My navel felt as though it had been filled with gasoline and set on fire. Was that a result of our link? I didn’t press my palm against my abdomen, afraid to bring attention to my duplicitous body.
“Why would you want to break it, Ness?” Frank asked.
I looked at August, who was studying the humming refrigerator in the corner with such intensity that if he’d been a warlock instead of a werewolf, I was pretty sure the fridge would’ve melted into a puddle of steel.
“So few of us are bequeathed such a gift-”
“Gift?” I yelped, cutting off Frank. “The theft of our freewill isn’t a gift. If anything, it’s a curse! Clearly, neither August or I want this.”
August’s gaze zipped off the fridge and landed on me.
My pulse throbbed everywhere. “Right, August?”
After a beat, he said, “Right.”
Frank’s bushy white eyebrows knit on his forehead. “August hasn’t been back for a day. Maybe if you give yourselves some time.”

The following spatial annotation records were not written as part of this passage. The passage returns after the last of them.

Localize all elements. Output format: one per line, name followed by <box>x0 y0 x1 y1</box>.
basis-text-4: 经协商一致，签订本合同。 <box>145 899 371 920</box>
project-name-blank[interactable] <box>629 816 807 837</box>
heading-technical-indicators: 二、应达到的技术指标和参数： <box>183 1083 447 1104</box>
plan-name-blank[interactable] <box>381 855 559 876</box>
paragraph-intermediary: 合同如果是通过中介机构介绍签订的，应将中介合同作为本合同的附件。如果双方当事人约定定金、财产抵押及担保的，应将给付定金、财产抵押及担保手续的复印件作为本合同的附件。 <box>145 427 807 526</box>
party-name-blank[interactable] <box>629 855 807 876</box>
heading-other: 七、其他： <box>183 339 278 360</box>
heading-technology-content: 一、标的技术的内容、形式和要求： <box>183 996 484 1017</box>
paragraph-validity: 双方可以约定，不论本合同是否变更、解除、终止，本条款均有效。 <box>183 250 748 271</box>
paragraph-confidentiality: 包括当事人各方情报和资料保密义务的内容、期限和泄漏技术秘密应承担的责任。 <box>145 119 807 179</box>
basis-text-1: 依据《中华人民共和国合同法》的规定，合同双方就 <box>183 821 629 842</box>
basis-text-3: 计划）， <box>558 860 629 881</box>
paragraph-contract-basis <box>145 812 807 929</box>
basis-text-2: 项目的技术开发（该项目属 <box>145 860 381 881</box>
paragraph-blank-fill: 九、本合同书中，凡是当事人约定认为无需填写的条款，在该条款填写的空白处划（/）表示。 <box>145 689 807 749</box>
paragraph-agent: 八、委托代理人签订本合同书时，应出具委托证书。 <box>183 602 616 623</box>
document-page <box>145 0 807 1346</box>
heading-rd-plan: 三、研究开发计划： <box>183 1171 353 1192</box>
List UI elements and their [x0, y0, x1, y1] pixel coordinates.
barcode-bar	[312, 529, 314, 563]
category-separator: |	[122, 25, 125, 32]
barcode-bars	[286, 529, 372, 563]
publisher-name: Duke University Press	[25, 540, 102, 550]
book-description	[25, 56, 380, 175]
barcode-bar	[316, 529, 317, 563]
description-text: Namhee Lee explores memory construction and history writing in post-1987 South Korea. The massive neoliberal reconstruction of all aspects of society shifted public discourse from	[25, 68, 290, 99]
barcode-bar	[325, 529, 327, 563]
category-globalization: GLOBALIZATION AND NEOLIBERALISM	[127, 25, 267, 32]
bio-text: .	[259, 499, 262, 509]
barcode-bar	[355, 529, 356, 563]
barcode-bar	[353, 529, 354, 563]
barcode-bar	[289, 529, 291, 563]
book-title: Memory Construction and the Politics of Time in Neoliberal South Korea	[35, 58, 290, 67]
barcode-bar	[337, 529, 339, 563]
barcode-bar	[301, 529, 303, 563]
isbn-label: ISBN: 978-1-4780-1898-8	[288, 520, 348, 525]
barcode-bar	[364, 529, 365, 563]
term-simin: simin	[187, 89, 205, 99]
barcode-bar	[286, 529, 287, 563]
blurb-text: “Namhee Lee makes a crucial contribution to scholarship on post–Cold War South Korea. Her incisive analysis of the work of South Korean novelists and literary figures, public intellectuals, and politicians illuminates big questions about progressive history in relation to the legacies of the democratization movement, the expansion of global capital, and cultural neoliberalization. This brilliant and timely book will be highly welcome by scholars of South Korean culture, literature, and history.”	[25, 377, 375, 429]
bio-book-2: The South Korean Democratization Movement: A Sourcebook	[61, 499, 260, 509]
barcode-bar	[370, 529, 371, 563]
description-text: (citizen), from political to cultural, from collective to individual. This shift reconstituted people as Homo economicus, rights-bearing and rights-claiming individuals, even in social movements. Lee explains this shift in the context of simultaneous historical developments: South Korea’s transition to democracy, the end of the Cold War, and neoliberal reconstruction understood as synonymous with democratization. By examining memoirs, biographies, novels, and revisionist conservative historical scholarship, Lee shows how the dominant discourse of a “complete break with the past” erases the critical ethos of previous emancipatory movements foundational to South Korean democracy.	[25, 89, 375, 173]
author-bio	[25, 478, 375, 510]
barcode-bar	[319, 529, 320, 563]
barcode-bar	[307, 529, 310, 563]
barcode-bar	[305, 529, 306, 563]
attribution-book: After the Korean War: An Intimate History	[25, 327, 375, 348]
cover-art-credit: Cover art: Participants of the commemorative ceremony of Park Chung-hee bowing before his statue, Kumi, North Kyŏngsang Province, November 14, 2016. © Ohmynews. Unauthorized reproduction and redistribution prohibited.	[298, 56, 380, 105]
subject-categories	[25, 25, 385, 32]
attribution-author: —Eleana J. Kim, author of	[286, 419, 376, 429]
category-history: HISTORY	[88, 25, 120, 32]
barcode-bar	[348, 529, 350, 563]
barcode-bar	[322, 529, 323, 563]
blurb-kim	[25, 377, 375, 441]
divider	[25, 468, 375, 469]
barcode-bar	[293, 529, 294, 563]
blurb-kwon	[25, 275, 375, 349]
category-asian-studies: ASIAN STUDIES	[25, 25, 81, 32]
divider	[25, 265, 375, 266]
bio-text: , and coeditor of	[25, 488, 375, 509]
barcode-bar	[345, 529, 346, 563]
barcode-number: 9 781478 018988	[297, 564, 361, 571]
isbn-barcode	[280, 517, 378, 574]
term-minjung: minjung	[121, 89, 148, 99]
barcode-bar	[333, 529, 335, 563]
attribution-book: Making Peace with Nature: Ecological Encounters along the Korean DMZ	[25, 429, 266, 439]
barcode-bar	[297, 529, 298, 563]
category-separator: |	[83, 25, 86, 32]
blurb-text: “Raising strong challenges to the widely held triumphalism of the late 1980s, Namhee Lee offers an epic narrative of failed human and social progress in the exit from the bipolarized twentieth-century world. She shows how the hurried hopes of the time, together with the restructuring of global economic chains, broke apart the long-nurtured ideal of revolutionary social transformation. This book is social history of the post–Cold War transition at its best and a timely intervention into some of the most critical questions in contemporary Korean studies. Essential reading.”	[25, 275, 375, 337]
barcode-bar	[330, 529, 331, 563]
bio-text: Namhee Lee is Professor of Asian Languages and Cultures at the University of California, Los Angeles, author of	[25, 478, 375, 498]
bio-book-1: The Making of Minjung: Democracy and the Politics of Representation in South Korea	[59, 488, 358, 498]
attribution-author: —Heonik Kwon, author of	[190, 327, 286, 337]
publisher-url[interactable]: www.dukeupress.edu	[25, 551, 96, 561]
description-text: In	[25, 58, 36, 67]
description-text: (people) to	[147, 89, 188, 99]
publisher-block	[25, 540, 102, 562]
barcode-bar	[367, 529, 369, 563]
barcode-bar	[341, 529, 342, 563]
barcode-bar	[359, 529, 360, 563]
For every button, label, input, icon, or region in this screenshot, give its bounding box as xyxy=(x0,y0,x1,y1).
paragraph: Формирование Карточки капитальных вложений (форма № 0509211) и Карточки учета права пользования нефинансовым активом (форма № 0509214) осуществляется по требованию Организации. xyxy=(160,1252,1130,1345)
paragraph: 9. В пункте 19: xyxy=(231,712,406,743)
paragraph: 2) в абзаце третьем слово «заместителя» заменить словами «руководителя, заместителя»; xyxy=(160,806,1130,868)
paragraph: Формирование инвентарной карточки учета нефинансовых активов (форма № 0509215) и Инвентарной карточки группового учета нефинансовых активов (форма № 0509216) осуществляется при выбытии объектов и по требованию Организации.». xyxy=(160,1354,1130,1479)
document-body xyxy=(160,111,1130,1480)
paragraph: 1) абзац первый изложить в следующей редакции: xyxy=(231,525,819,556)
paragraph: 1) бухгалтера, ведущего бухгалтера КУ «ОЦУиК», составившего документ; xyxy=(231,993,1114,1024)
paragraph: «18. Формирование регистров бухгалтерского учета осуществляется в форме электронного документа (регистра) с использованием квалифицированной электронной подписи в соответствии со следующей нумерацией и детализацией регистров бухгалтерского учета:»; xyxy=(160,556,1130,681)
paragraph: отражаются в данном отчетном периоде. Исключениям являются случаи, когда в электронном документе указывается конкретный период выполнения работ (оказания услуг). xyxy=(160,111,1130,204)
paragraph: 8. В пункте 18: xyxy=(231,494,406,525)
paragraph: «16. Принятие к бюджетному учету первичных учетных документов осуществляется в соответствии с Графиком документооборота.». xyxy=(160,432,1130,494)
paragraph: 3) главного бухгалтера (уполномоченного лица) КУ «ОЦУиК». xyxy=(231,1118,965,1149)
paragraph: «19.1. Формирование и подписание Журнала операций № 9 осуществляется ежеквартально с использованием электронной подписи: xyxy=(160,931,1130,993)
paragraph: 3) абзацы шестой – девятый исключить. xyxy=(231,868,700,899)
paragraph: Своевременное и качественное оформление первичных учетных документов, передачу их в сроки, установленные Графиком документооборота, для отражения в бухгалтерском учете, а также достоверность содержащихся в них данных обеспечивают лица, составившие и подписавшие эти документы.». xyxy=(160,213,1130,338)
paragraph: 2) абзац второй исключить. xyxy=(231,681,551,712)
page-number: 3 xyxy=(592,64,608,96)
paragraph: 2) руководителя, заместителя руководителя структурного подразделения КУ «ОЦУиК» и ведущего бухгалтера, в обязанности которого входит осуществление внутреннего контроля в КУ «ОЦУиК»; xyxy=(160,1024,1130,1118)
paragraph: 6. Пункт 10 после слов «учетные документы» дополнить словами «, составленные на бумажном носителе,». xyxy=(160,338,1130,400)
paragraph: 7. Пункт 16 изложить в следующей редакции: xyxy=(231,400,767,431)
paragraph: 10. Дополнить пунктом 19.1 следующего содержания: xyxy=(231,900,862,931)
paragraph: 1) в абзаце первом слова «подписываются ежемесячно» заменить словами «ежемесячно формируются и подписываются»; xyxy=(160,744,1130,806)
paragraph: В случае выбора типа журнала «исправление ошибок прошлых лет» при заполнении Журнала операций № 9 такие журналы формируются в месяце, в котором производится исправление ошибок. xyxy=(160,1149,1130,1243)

I shook my head, and my long blonde hair unraveled from the knot I’d wound it in and slipped over my bare arms. “Frank, with all due respect, August and I know each other, but it’s not like that between us. It can never be like that between us.”
“Why not?” the elder asked.
I startled. Why was Frank being so pigheaded about this? Because pack traditions were sacred to him? Well, they weren’t sacred to me.
“What if I left long enough? Will it fade?” August asked.
“Distance dims the strength of the tether, but it won’t make it magically snap. This isn’t like an Alpha bond, children.”
“So only death will stop it?” I mused. “I’m not contemplating dying or killing August,” I added, so they wouldn’t lock me up. I couldn’t lose all my freewill in one night.